Lawrence Davidson, MWC News, July 7, 2011
Civil Society Movements vs. Corrupt Politics
When it comes to the struggle against Israel’s policies of oppression there are two conflicting levels: that of government and that of civil society. The most recent example of this duality is the half dozen or so small ships held captive in the ports of Greece. The ships, loaded with humanitarian supplies for the one and half million people of the Gaza strip, are instruments of a civil society campaign against the inhumanity of the Israeli state. The forces that hold them back are the instruments of governments corrupted by special interest influence and political bribery.

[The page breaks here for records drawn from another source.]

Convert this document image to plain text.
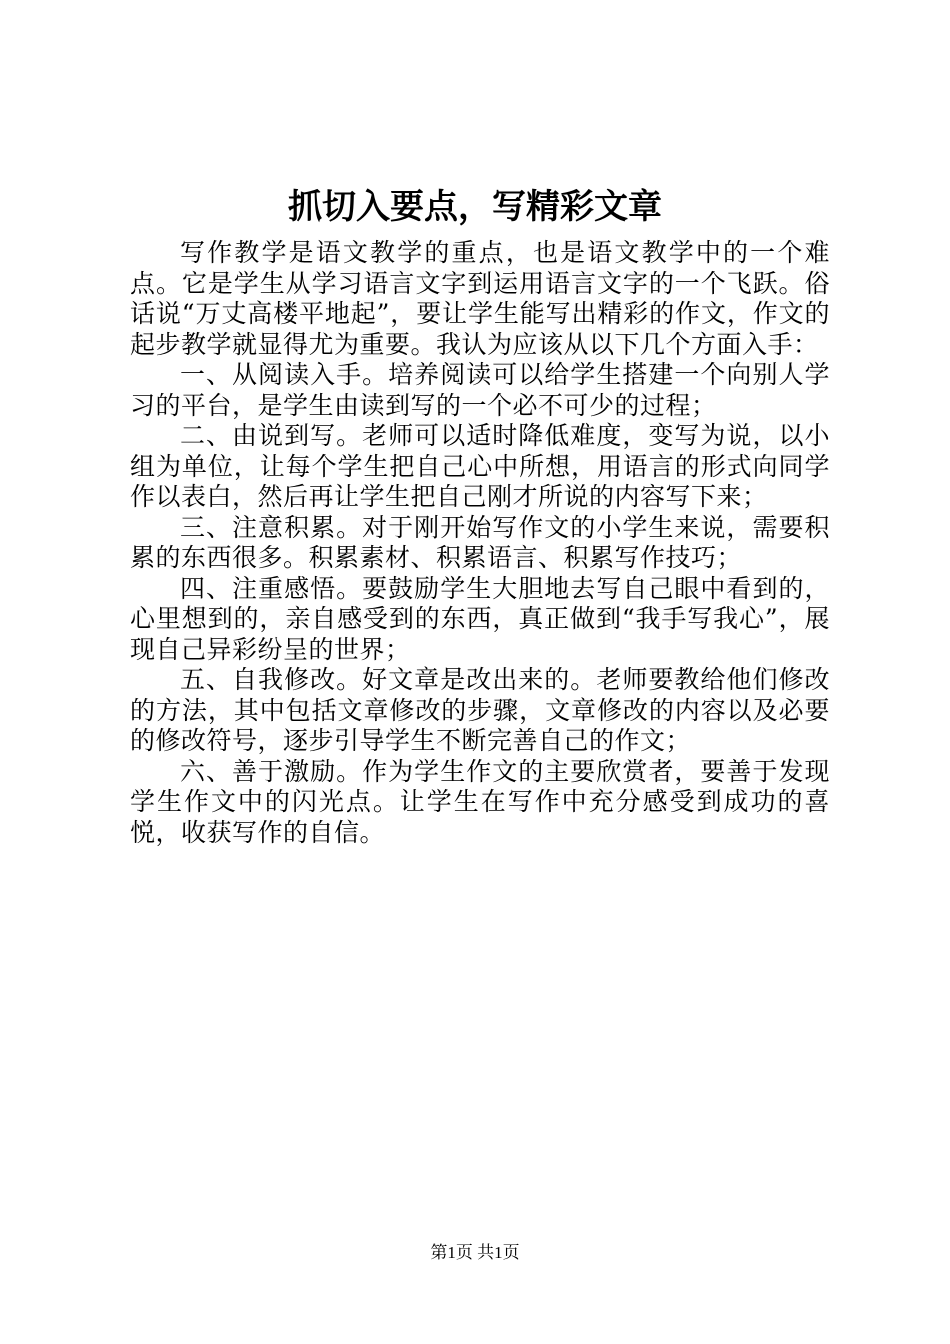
抓切入要点，写精彩文章

写作教学是语文教学的重点，也是语文教学中的一个难点。它是学生从学习语言文字到运用语言文字的一个飞跃。俗话说“万丈高楼平地起”，要让学生能写出精彩的作文，作文的起步教学就显得尤为重要。我认为应该从以下几个方面入手：

一、从阅读入手。培养阅读可以给学生搭建一个向别人学习的平台，是学生由读到写的一个必不可少的过程；

二、由说到写。老师可以适时降低难度，变写为说，以小组为单位，让每个学生把自己心中所想，用语言的形式向同学作以表白，然后再让学生把自己刚才所说的内容写下来；

三、注意积累。对于刚开始写作文的小学生来说，需要积累的东西很多。积累素材、积累语言、积累写作技巧；

四、注重感悟。要鼓励学生大胆地去写自己眼中看到的，心里想到的，亲自感受到的东西，真正做到“我手写我心”，展现自己异彩纷呈的世界；

五、自我修改。好文章是改出来的。老师要教给他们修改的方法，其中包括文章修改的步骤，文章修改的内容以及必要的修改符号，逐步引导学生不断完善自己的作文；

六、善于激励。作为学生作文的主要欣赏者，要善于发现学生作文中的闪光点。让学生在写作中充分感受到成功的喜悦，收获写作的自信。

第1页 共1页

Most of us are unaware of the potential of organized civil society because we have resigned the public sphere to professional politicians and bureaucrats and retreated into a private sphere of everyday life which we see as separate from politics. This is a serious mistake. Politics shapes our lives whether we pay attention to it or not. By ignoring it we allow the power of the state to respond not so much to the citizenry as to special interests. Our indifference means that the politicians and government bureaucrats live their professional lives within systems largely uninterested in and sometimes incapable of acting in the public good because they are corrupted by lobby power. The ability to render justice is also often a casualty of the way things operate politically. The stymying of the latest flotilla due to the disproportionate influence of Zionist special interests on U.S. and European Middle East foreign policy is a good example of this situation.